Marine Research – Sounds from the Gulf Stream – Review

Marine Research

Sounds from the Gulf Stream (K)
by Dave Liljengren

Buoyed by a languorous fluidity befitting a global undersea current, the warm, moist, melodies of Marine Research‘s Sounds From the Gulf Stream take listeners on a long distance float. MR is made up of four-fifth’s of Heavenly, the Oxfordshire, England band which spent the first half of the nineties recording ecstatic, upbeat, pop for K Records, the ultracool, Olympia, Washington indie label which has released this disc. Prior to that, the members of Heavenly were doing business as Tallulah Gosh, a punk outfit which also had a home on K Records. Heavenly came to an end in 1996 when the drummer took his own life. After a new drummer was added, MR was born.

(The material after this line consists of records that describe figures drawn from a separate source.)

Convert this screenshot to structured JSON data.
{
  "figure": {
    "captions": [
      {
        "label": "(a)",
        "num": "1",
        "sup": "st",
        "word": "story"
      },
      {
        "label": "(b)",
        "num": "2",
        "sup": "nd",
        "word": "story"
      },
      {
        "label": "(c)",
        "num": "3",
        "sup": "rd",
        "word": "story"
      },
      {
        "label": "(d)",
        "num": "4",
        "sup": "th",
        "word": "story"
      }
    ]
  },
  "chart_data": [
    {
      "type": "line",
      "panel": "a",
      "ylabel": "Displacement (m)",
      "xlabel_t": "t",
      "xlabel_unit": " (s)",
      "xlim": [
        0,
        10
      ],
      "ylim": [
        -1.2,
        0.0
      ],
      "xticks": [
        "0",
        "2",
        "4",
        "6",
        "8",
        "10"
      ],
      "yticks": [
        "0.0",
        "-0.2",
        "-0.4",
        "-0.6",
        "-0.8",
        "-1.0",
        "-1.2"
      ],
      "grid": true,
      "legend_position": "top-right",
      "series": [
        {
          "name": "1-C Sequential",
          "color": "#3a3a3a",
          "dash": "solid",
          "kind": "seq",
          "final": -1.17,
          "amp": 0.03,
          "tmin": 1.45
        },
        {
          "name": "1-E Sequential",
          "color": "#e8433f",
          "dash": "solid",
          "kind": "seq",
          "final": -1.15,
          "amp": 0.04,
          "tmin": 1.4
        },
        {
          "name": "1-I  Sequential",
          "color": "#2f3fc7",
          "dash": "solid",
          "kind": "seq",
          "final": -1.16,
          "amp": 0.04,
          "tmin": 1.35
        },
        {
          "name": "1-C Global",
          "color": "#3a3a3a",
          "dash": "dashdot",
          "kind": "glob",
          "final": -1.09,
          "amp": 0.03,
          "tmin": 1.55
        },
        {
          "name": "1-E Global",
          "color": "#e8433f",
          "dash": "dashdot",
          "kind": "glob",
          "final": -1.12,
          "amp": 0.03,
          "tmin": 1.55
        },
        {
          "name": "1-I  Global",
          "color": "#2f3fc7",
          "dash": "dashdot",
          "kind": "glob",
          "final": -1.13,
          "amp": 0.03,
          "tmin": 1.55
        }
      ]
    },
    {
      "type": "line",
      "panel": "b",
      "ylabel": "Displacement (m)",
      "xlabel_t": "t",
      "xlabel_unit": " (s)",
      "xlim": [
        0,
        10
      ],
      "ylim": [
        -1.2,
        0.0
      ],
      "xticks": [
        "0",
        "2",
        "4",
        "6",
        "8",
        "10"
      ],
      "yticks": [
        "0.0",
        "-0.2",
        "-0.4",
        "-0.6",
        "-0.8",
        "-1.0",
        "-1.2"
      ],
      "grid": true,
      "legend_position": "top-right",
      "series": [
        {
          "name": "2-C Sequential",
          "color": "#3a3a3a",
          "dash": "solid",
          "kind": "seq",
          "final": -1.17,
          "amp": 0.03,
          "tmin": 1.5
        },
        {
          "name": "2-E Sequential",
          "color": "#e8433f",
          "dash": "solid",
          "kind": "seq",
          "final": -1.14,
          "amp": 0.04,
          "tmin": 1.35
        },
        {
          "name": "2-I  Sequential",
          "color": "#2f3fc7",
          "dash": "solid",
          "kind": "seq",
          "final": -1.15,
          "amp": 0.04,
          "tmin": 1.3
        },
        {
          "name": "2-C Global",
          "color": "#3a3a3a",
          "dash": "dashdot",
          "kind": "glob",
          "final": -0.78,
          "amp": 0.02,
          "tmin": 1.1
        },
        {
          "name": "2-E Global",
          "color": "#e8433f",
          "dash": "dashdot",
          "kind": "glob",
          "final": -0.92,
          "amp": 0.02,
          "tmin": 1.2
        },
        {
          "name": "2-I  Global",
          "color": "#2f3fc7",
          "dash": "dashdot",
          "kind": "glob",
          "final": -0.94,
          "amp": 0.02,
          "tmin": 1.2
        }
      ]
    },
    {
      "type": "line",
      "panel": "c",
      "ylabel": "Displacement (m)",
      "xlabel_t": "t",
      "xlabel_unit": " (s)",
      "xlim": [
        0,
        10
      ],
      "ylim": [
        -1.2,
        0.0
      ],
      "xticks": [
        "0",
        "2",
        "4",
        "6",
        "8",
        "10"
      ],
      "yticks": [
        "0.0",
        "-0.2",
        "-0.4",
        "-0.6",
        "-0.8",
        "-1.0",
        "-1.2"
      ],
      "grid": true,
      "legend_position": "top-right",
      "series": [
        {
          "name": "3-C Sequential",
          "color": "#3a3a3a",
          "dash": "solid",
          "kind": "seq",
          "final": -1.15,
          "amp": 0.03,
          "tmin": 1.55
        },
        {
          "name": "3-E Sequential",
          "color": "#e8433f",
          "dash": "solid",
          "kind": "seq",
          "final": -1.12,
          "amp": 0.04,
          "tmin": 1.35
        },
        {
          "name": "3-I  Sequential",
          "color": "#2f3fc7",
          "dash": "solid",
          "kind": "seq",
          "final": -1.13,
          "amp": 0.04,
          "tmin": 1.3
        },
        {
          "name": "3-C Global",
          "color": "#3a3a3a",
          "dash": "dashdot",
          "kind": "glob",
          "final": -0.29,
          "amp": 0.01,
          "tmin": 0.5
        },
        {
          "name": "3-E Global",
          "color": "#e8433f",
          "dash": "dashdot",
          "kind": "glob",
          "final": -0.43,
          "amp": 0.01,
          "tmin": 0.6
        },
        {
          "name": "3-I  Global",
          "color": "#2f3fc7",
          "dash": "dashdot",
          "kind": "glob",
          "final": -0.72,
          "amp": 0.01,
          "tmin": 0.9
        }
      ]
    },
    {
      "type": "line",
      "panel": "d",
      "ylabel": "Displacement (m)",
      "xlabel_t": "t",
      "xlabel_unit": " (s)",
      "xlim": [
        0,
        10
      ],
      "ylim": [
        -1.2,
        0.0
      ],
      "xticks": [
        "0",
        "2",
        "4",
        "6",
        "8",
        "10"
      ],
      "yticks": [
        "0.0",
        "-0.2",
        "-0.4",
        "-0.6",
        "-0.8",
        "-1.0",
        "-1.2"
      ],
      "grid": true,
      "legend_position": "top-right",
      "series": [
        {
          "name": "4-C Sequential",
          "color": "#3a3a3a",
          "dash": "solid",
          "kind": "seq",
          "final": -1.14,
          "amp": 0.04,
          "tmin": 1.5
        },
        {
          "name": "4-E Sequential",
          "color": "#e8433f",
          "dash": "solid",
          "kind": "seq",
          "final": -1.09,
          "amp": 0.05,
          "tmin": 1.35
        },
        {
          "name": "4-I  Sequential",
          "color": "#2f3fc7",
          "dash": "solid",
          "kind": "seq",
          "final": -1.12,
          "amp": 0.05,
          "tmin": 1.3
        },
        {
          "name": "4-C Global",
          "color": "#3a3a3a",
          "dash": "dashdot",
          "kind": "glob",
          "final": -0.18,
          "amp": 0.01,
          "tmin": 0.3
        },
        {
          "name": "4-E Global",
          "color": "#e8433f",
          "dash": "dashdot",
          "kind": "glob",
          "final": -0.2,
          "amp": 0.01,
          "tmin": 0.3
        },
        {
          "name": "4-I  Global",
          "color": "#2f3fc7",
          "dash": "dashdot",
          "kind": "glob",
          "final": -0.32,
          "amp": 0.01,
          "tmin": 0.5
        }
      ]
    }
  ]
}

Melding the inviting, convivial vocals of Amelia Fletcher with a dense guitar and keys soundtrack which is unabashedly pop in its devilish, softcore accessibility, while structuring their open-ended and confessional songs in accordance with an unmistakably indie rock blueprint, MR may well have created something new under the sun. These songs are both catchy and real. This is Britpop of a different era. Foregoing the sonic bluster and emotional posturing of contempo-melodicists like Oasis and Blur, MR instead channels ancient spirits of long-forgotten, first-name-only duos like Chad & Jeremy or Peter & Gordon. Throw in a little Donovan and Kirsty MacColl and you’re getting closer. Sounds From the Gulf Stream is a fine, heartwarming disc, easily capable – like the oceanic phenomena in the title – of raising temperatures all the way from the sun-dappled palms of Florida to the icy fjords of Norway.